Nobility in the Ordinary
At the opulent Getty Center in Brentwood the other day, two women paused by Dorothea Lange’s luminous 1938 photograph of unemployed men lined up to register for unemployment benefits. Lange had taken her shot from above, catching the sunlight that fell on the troubled shoulders and worn-out shoes of men destitute after years of too little work and too little to eat.
“Looks just like now,” one of the women commented. “Yeah,” said her companion, “they’re going to have to do something about it soon.”
For Dorothea Lange, photography was a means to bring about social change, her camera as piercing as any political tract. Lange’s images for the Resettlement Administration, including her iconic photograph of a migrant mother surrounded by her three disheveled children, connected the insulated affluent to the millions who went hungry and had nowhere to live during the Depression. The Getty’s new show, running through Feb. 9, demonstrates Lange’s power behind the lens and her enormous range.
The exhibit is paired with a smaller collection of equally vivid images from the California migrant camps of the 1930s taken by Horace Bristol. A photojournalist, Bristol drew his inspiration from Lange’s work.
Most Americans know Lange for the photographs she took while traveling the nation during the 1930s, shooting pea pickers, cotton pickers and the others who packed up jalopies and headed west, away from failed Dust Bowl farms, only to find more hardship.
But during the 1940s and ‘50s, Lange traveled the world -- often on assignment for Life magazine -- recording ordinary moments in locales as disparate as Utah, Pakistan, Indonesia and her home in Berkeley.

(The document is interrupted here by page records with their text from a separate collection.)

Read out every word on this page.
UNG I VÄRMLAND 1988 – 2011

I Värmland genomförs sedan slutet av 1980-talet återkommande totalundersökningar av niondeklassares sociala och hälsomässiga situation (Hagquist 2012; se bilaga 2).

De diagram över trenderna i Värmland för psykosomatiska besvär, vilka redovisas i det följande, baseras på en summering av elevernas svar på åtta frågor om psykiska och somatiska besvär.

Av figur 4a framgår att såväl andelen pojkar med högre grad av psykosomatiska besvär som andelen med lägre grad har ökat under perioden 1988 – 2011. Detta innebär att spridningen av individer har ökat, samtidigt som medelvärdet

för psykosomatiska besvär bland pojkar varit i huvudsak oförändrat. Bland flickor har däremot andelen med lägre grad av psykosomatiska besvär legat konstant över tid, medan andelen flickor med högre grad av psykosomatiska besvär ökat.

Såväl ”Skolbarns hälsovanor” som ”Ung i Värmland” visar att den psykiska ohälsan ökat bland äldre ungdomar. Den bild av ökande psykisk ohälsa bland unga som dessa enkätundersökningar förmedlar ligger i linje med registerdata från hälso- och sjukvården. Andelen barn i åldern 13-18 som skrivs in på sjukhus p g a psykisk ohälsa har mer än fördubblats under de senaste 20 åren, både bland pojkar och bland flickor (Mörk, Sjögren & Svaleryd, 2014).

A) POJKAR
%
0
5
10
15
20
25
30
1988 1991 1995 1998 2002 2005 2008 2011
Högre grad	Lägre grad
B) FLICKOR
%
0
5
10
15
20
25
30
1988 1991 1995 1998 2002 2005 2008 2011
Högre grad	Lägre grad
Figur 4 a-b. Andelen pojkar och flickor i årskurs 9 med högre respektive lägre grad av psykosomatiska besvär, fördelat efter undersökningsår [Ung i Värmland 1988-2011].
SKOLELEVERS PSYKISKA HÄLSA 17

For Lange, photography was as much about art as politics. You see the despair on the faces, but also the light: shadows playing on the lined countenance of a Hopi man, sunlight floating through the dresses of Mormon women leaving church.
In the end, though, Lange’s photos and Bristol’s are about the nobility of daily life -- of hard work, feeding the children and keeping the family together -- even when home is a rain-soaked tent in a farm workers camp.